New study claims young men are having less sex due to video games
More and more young people are getting into video games these days.
I myself have been gaming since a young age, and some of my happiest childhood memories involve me glued to the screen with a controller in hand, leaping over turtles as Mario or exploring strange dungeons in Zelda. But, like anything, too much at the expense of one's health is a bad thing, and now new data from a major scientific study seems to suggest that video games might be to blame for young men having less sex.
According to the latest statistics from the University of Chicago's biennial General Social Survey (GSS) reveal that young men are spending more time streaming stuff, playing on games consoles, and on social media.
The report found that 23 per cent of adults said they had not had sex in the past year or longer, with most of these being men in their twenties. Not only that, but the number of men who had been celibate for more than a year has doubled over the last decade, and the number of men under the age of 30 who have never had sex has rocketed from eight per cent in 2008 to 27 per cent in 2018.
Speaking to The Washington Post, San Diego State University psychology professor Jean Twenge commented on the findings, explaining that while video games and other forms of entertainment are partially to blame, the fact that less people are getting married young, and entering committed and long-term relationships, is also a significant factor.
She also believes that, since more and more millennials are living with parents, it's become harder and harder for them to have sexual encounters. Twenge stated:
"There are more people in their twenties who don't have a live-in partner. So under those circumstances, I think less sex is going to happen ... When you're living at home it's probably harder to bring sexual partners into your bedroom."
However, she did admit that the attraction of new tech, and all the entertainment it provides, seems to be steering men away from sex and towards screens. Twenge stated:
"[There are] more things to do at 10 o'clock at night than there were 20 years ago ... streaming video, social media, console games, and everything else."

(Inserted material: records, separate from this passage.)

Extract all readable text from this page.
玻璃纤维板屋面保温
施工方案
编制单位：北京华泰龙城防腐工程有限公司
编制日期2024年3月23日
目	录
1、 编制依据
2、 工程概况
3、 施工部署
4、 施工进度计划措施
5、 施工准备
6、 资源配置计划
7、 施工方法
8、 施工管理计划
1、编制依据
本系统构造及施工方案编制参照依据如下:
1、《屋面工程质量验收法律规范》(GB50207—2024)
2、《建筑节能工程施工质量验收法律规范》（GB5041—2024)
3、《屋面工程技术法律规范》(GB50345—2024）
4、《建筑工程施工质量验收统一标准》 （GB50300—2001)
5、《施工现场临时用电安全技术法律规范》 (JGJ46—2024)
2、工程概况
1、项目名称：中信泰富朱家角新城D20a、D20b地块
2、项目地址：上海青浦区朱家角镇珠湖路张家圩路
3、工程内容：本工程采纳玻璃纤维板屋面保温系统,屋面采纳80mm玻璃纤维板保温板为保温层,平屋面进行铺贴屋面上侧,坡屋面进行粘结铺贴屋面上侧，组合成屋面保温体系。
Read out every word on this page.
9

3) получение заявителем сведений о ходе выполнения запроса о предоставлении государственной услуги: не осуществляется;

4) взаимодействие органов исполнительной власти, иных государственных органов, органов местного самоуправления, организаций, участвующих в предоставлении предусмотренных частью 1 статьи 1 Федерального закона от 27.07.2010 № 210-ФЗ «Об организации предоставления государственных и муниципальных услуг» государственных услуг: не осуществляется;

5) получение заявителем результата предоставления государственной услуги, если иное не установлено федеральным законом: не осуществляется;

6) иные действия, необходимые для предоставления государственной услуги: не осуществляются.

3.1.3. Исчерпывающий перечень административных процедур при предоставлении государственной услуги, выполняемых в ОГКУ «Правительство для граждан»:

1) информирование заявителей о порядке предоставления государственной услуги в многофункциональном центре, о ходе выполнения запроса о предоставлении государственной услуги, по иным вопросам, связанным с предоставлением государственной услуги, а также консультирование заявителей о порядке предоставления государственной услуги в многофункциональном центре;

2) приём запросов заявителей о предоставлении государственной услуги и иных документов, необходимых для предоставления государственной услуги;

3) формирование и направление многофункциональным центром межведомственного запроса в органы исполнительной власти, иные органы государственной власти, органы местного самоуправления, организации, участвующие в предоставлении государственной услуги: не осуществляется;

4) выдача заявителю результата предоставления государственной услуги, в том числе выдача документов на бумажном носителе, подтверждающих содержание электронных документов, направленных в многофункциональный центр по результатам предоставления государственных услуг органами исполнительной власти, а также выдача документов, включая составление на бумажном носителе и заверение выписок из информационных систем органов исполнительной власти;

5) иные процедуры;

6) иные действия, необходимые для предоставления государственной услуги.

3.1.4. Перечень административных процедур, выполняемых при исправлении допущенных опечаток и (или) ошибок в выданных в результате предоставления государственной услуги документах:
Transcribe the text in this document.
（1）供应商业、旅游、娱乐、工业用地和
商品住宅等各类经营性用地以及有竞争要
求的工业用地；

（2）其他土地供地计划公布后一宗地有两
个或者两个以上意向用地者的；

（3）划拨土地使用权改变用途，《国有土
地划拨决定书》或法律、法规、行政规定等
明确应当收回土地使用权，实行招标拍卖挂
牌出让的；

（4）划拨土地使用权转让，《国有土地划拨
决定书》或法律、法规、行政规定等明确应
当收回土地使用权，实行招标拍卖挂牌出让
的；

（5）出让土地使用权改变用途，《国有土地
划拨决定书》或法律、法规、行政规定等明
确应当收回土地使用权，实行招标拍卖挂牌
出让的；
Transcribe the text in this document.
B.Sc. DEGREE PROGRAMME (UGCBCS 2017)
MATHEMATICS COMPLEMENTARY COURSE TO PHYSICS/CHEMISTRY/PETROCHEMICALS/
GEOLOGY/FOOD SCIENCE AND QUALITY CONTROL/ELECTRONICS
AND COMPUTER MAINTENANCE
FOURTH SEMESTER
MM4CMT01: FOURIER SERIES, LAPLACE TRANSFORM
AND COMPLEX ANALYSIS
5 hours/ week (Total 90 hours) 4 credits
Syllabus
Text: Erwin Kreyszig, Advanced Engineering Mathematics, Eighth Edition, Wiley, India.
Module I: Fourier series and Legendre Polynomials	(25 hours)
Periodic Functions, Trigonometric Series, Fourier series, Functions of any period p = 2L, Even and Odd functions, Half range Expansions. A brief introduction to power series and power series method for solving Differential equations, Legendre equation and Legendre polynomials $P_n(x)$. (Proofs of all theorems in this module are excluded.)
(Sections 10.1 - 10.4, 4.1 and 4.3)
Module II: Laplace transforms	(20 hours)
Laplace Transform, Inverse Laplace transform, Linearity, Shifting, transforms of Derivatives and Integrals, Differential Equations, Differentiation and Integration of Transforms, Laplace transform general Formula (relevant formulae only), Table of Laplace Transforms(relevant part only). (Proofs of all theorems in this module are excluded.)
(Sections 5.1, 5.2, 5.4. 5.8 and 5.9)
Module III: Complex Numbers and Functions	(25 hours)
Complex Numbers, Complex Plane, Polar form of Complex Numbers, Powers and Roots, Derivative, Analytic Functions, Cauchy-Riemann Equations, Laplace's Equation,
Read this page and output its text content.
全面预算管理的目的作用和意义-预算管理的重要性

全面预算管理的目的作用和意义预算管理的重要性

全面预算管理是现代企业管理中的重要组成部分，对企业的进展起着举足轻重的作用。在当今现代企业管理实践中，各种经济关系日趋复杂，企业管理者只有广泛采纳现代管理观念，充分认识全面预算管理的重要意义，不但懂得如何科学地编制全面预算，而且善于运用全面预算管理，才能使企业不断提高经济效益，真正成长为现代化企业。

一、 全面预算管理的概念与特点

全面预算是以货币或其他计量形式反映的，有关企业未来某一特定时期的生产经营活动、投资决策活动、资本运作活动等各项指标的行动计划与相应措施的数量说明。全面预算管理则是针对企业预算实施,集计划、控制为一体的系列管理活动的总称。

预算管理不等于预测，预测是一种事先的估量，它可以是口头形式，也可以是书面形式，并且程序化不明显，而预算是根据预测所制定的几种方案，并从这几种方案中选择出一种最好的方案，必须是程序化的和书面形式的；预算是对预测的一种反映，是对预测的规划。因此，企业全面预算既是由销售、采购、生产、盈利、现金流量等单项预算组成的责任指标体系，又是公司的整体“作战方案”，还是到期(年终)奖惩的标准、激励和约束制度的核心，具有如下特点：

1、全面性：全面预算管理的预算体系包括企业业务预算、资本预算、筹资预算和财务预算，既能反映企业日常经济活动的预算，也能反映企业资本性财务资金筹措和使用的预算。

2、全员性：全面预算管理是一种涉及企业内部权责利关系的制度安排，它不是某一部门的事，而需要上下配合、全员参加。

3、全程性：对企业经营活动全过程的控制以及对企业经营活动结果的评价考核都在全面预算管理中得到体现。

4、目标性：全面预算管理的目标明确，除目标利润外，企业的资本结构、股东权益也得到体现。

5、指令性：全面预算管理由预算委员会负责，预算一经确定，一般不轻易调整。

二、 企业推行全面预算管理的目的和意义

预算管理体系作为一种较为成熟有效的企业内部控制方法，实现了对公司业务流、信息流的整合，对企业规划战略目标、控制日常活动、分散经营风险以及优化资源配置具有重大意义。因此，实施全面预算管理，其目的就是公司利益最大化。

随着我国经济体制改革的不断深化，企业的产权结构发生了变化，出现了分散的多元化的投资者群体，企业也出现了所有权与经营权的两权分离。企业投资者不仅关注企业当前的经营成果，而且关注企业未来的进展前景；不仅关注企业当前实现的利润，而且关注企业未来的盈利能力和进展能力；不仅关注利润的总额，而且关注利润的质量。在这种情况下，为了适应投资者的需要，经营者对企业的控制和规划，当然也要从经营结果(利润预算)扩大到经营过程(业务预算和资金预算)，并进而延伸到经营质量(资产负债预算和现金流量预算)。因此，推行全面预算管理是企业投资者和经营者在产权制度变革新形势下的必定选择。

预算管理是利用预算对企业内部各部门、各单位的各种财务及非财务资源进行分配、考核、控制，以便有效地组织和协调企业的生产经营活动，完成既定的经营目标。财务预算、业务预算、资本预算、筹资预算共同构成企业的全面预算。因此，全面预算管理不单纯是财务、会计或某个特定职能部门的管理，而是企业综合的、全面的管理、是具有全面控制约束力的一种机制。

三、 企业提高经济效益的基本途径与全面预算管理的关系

René Bautista, a senior research scientist in the Statistics and Methodology department at NORC and co-director of the GSS, has added that the study examines many aspects of modern life, and that video games were just one of many factors researchers examined. "Other special topics addressed in the 2018 data include mental health stigma, the quality of working life, attitudes regarding abortions, self-assessments of physical and psychological health, and the role of the natural environment in people's lives," she said.